Printmaking 101: Applying Liquid Ground to a Plate

Welcome to Printmaking 101 with Smidgeon Press!  This demo covers an essential process in etching: applying liquid ground to a plate. I decided to start making these tutorials to help my non-printmaker followers better understand the processes I use and talk about on this blog. Safety tips are bolded because they’re important!

Supplies for this demo:

  • degreased copper plate
  • newsprint (larger than the copper plate)
  • soft, natural-hair wash brush, around 1″ wide, that you can dedicate to using for ground
  • liquid hard ground
  • a hot plate (specialty studio equipment)
  • cotton rags (or if you must, quality paper towels)
  • a metal can with a lid to store the used rags
  • solvent-resistant gloves (nitrile or shop gloves)
  • mineral spirits
  • baby oil (mineral oil)

Etching is the process of removing bits of the plate surface using a chemical process (rather than carving directly into the surface). A plate is submerged into a bath of etchant (traditionally called the mordant or acid), which reacts with the surface and eats it away. To make an image on a plate, the artist has to be able to control where the mordant etches the surface. There are plenty of ways to do this, but the most common is by applying a ground to the surface of the plate.

There are several types of grounds, but the one we’re dealing with today is liquid hard ground, which I currently use most often in my work. Liquid hard ground is a mixture of asphaltum, wax, and mineral spirits. You can purchase pre-mixed stuff or make it yourself (you may have to test out some recipes before you hit on a successful one).

    1. The hotplate will need time to warm up, to go ahead and turn it on first. Make sure the temperature is set around 150°F (66°C). Anything higher than that isn’t necessary, and keep in mind that all of these materials are flammable or combustible.
    2. On a work table, lay down your piece of newsprint. Set your copper plate in the middle of the sheet, making sure you have enough room around the edges to hold onto without touching the copper plate. The newsprint will act as backing, to catch your drips (less clean-up!) and allow you to move your plate around without touching it.

      Copper placed on newsprint, with brush and a bottle of liquid ground.
      My newsprint is a bit bigger than it needs to be, but you get the idea. You can also see that this plate has an image on it. I’m applying ground so that I can add more lines to it. Many plates go through multiple etches.
    3. Carefully dip your brush into the container of liquid hard ground (or, if it’s easier, pour a small amount of hard ground into a dish dedicated to the purpose). I generally start by applying the ground to the center of the plate and work out toward the edges. The natural temptation is to to start at one edge, but that usually just results in slopping too much ground onto the newsprint and bleeding under the plate. It doesn’t really matter if that happens, but why be messy?

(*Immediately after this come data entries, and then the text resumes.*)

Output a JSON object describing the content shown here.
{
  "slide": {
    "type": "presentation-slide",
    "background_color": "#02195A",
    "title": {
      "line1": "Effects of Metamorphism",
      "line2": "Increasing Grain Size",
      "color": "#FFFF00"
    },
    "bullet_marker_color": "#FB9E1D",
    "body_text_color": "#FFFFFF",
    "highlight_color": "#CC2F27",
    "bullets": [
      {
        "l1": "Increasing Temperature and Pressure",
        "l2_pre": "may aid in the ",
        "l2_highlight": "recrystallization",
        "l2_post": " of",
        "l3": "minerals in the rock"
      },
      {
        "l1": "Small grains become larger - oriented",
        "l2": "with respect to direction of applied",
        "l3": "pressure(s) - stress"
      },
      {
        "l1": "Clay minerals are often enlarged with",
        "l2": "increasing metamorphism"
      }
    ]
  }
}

      applying the ground using a soft brush
      This part always looks so pretty to me. You don’t have to start in the middle, but I like to.
    4. Don’t worry if you can see brush strokes in the ground, but make sure there aren’t any bristles embedded in it (sometimes brushes will shed, especially if you get a cheap one). As long as the ground is relatively even and no bright copper is showing through, you’re set. Make sure that the hot plate is warmed up before you go on to the next step.

      Copper plate with wet hard ground applied.
      It should look something like this: mostly even, no copper showing. If you use a commercially-mixed hard ground, it may look a bit lighter and thinner.
    5. Pick up opposite sides of the newsprint, allowing the copper plate to sit in it like a hammock, and set the newsprint-hammock down onto the surface of the hot plate. Let it sit for a few minutes, and it really only needs to be a few. When the ground evens to a glossy, smooth appearance, remove it from the hot plate using the newsprint and set it somewhere to cool. Be careful: the copper will be HOT, so don’t set it on a glass surface or somewhere where it’s likely to be bumped or touched.

      The grounded copper plate wrming on the hot plate.
      Heating the ground gives you a smooth surface to draw on and helps the ground dry faster, but it cannot dry completely until you remove it from the hot plate. Remember, one of the components in ground is wax, which will stay soft and pliable until it cools.
    6. While your plate cools, clean up. Turn the hot plate off, make sure the lid is on the jar of liquid ground, and clean your brush, or it will harden. You can still clean it if the ground does harden in the brush, but it’s harder than when it’s still soft. This is a good time to put on your gloves and make sure you’re in a well-ventilated area. Pour a little mineral spirits into a dish dedicated to that purpose and gently swish the brush around in it, pressing to spread the bristles apart. Wipe the brush off on a shop rag. Repeat until most of the ground is out of the brush (you’ll never get it all).

      cleaning the brush using a rag and solvent
      To condition the brush and make sure it doesn’t harden, add a couple of drops of baby oil to the bristles and gently work it through, either with your gloved hands or on the rag.
    7. Make sure you put any dirty rags into a covered, metal container. Let your grounded plate sit for 30 to 45 minutes, then start drawing! Drawing through the ground with a tool will expose areas of copper, allowing those areas to etch.